Johnson missed his 11 p.m. curfew two days in a row, Quin Gilyard said. On Jan. 14, Renee Gilyard called police, thinking Johnson had broken into her house after he didn’t come home in time and she had locked him out. It turned out that her son, driving by, saw Johnson outside and let him into the house.

Gilyard accepted that explanation, but made it clear, law enforcement sources said, that she didn’t want Johnson in her home and would find him another foster care placement.
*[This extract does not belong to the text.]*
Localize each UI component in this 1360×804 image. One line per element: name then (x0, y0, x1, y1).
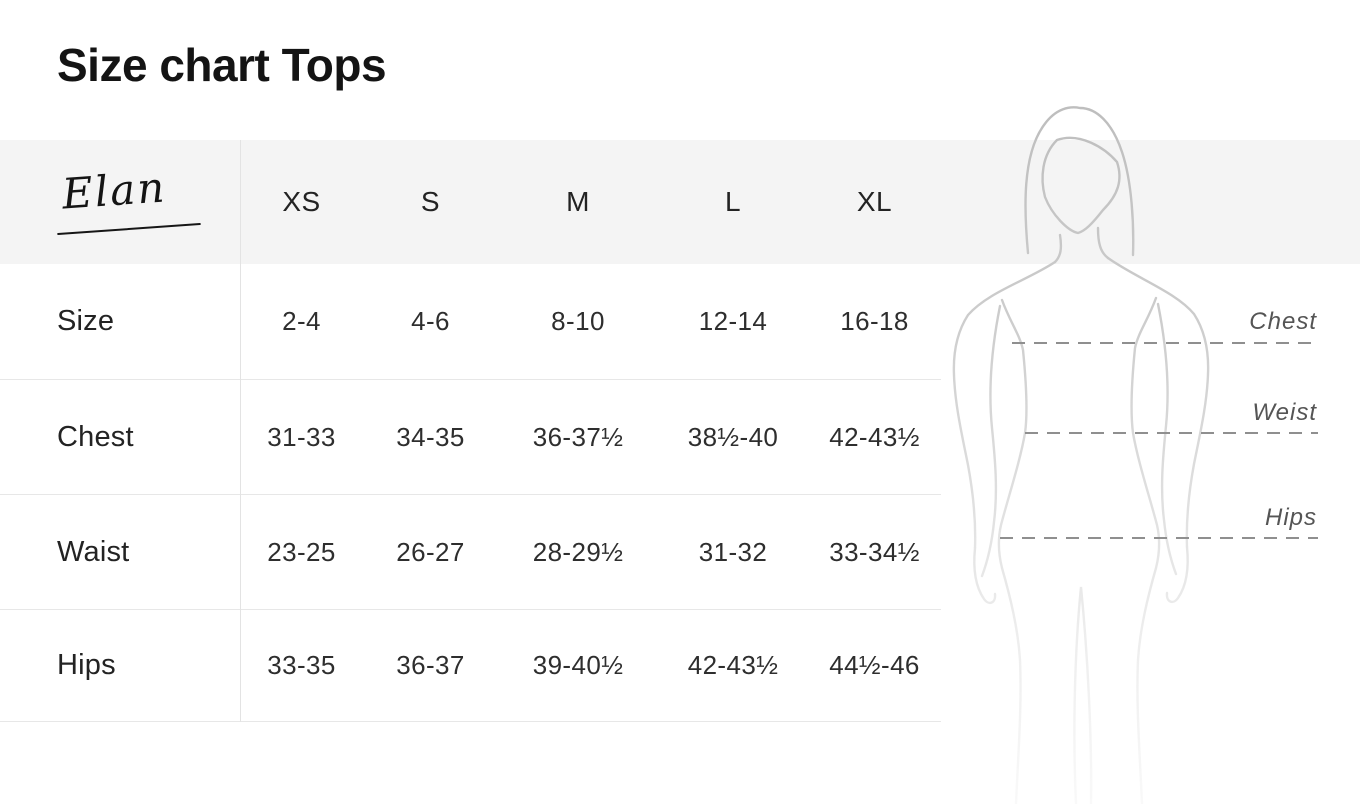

Later that morning, police said, Johnson stabbed Gilyard to death, leaving her body in a bathtub. He left the house and went to hang out with friends. He took them to McDonald’s and bought sneakers with her stolen debit card, law enforcement sources said.

“He was only there for three days. The first day he was there, there was an 11 o’clock curfew, and he didn’t come back til 3,” Quin Gilyard said. “The second day he didn’t come back until 1. The third day he murdered her.”